The 3 months correlation between Deutsche and Fidelity is 0.17. Overlapping area represents the amount of risk that can be diversified away by holding Deutsche Real Estate and Fidelity Europe Fund in the same portfolio, assuming nothing else is changed. The correlation between historical prices or returns on Fidelity Europe and Deutsche Real is a relative statistical measure of the degree to which these equity instruments tend to move together. The correlation coefficient measures the extent to which returns on Deutsche Real Estate are associated (or correlated) with Fidelity Europe. Values of the correlation coefficient range from -1 to +1, where. The correlation of zero (0) is possible when the price movement of Fidelity Europe has no effect on the direction of Deutsche Real i.e., Deutsche Real and Fidelity Europe go up and down completely randomly.

Pair Corralation between Deutsche Real and Fidelity Europe

Assuming the 90 days horizon Deutsche Real Estate is expected to generate 1.2 times more return on investment than Fidelity Europe. However, Deutsche Real is 1.2 times more volatile than Fidelity Europe Fund. It trades about 0.19 of its potential returns per unit of risk. Fidelity Europe Fund is currently generating about -0.03 per unit of risk. If you would invest  2,310  in Deutsche Real Estate on September 1, 2024 and sell it today you would earn a total of  92.00  from holding Deutsche Real Estate or generate 3.98% return on investment over 90 days.
Time Period3 Months [change]
DirectionMoves Together 
StrengthInsignificant
Accuracy95.45%
ValuesDaily Returns

Deutsche Real Estate  vs.  Fidelity Europe Fund

 Performance 
       Timeline  
Deutsche Real Estate 

Risk-Adjusted Performance

6 of 100

 
Weak
 
Strong
Modest
Compared to the overall equity markets, risk-adjusted returns on investments in Deutsche Real Estate are ranked lower than 6 (%) of all funds and portfolios of funds over the last 90 days. In spite of fairly strong basic indicators, Deutsche Real is not utilizing all of its potentials. The current stock price disturbance, may contribute to short-term losses for the investors.
Fidelity Europe 

Risk-Adjusted Performance

0 of 100

 
Weak
 
Strong
Very Weak
Over the last 90 days Fidelity Europe Fund has generated negative risk-adjusted returns adding no value to fund investors. In spite of fairly strong basic indicators, Fidelity Europe is not utilizing all of its potentials. The current stock price disturbance, may contribute to short-term losses for the investors.

Deutsche Real and Fidelity Europe Volatility Contrast

   Predicted Return Density   
       Returns  

Pair Trading with Deutsche Real and Fidelity Europe

The main advantage of trading using opposite Deutsche Real and Fidelity Europe positions is that it hedges away some unsystematic risk. Because of two separate transactions, even if Deutsche Real position performs unexpectedly, Fidelity Europe can make up some of the losses.

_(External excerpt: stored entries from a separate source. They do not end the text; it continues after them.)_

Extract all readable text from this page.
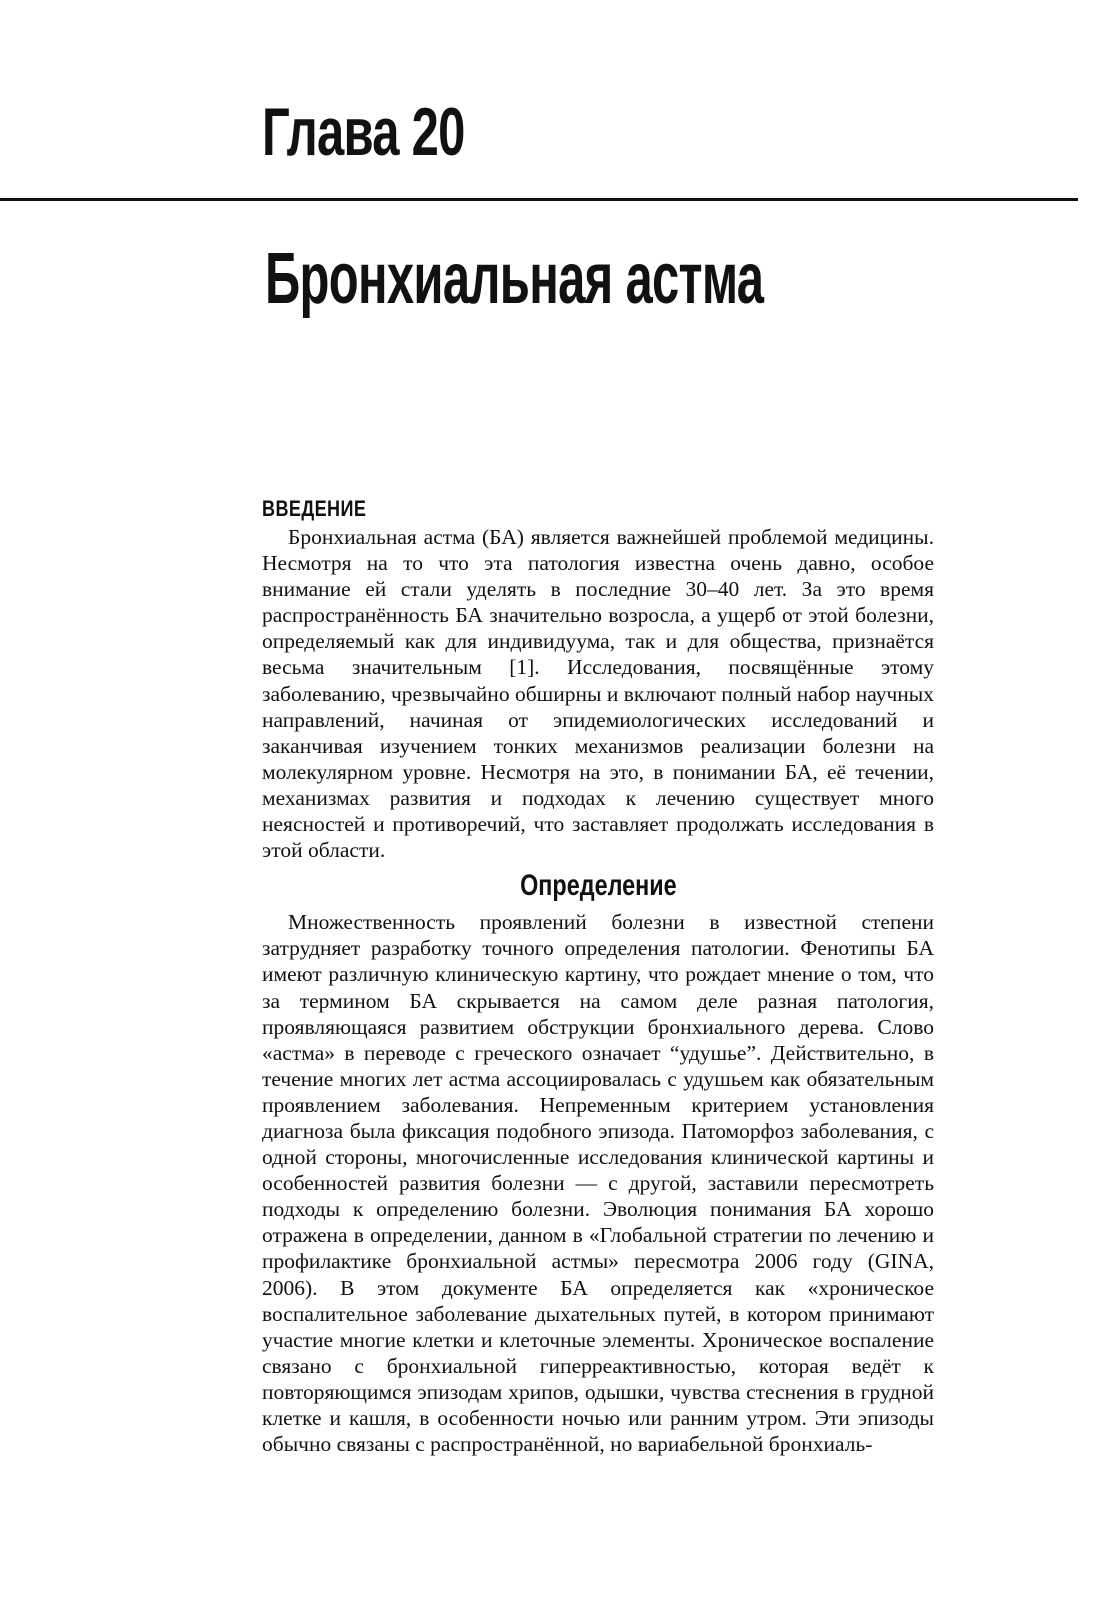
Глава 20
Бронхиальная астма
ВВЕДЕНИЕ

Бронхиальная астма (БА) является важнейшей проблемой медицины. Несмотря на то что эта патология известна очень давно, особое внимание ей стали уделять в последние 30–40 лет. За это время распространённость БА значительно возросла, а ущерб от этой болезни, определяемый как для индивидуума, так и для общества, признаётся весьма значительным [1]. Исследования, посвящённые этому заболеванию, чрезвычайно обширны и включают полный набор научных направлений, начиная от эпидемиологических исследований и заканчивая изучением тонких механизмов реализации болезни на молекулярном уровне. Несмотря на это, в понимании БА, её течении, механизмах развития и подходах к лечению существует много неясностей и противоречий, что заставляет продолжать исследования в этой области.

Определение

Множественность проявлений болезни в известной степени затрудняет разработку точного определения патологии. Фенотипы БА имеют различную клиническую картину, что рождает мнение о том, что за термином БА скрывается на самом деле разная патология, проявляющаяся развитием обструкции бронхиального дерева. Слово «астма» в переводе с греческого означает “удушье”. Действительно, в течение многих лет астма ассоциировалась с удушьем как обязательным проявлением заболевания. Непременным критерием установления диагноза была фиксация подобного эпизода. Патоморфоз заболевания, с одной стороны, многочисленные исследования клинической картины и особенностей развития болезни — с другой, заставили пересмотреть подходы к определению болезни. Эволюция понимания БА хорошо отражена в определении, данном в «Глобальной стратегии по лечению и профилактике бронхиальной астмы» пересмотра 2006 году (GINA, 2006). В этом документе БА определяется как «хроническое воспалительное заболевание дыхательных путей, в котором принимают участие многие клетки и клеточные элементы. Хроническое воспаление связано с бронхиальной гиперреактивностью, которая ведёт к повторяющимся эпизодам хрипов, одышки, чувства стеснения в грудной клетке и кашля, в особенности ночью или ранним утром. Эти эпизоды обычно связаны с распространённой, но вариабельной бронхиаль-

Pair trading also minimizes risk from directional movements in the market. For example, if an entire industry or sector drops because of unexpected headlines, the short position in Fidelity Europe will offset losses from the drop in Fidelity Europe's long position.
The idea behind Deutsche Real Estate and Fidelity Europe Fund pairs trading is to make the combined position market-neutral, meaning the overall market's direction will not affect its win or loss (or potential downside or upside). This can be achieved by designing a pairs trade with two highly correlated stocks or equities that operate in a similar space or sector, making it possible to obtain profits through simple and relatively low-risk investment.
Check out your portfolio center.
Note that this page's information should be used as a complementary analysis to find the right mix of equity instruments to add to your existing portfolios or create a brand new portfolio. You can also try the Portfolio Analyzer module to portfolio analysis module that provides access to portfolio diagnostics and optimization engine.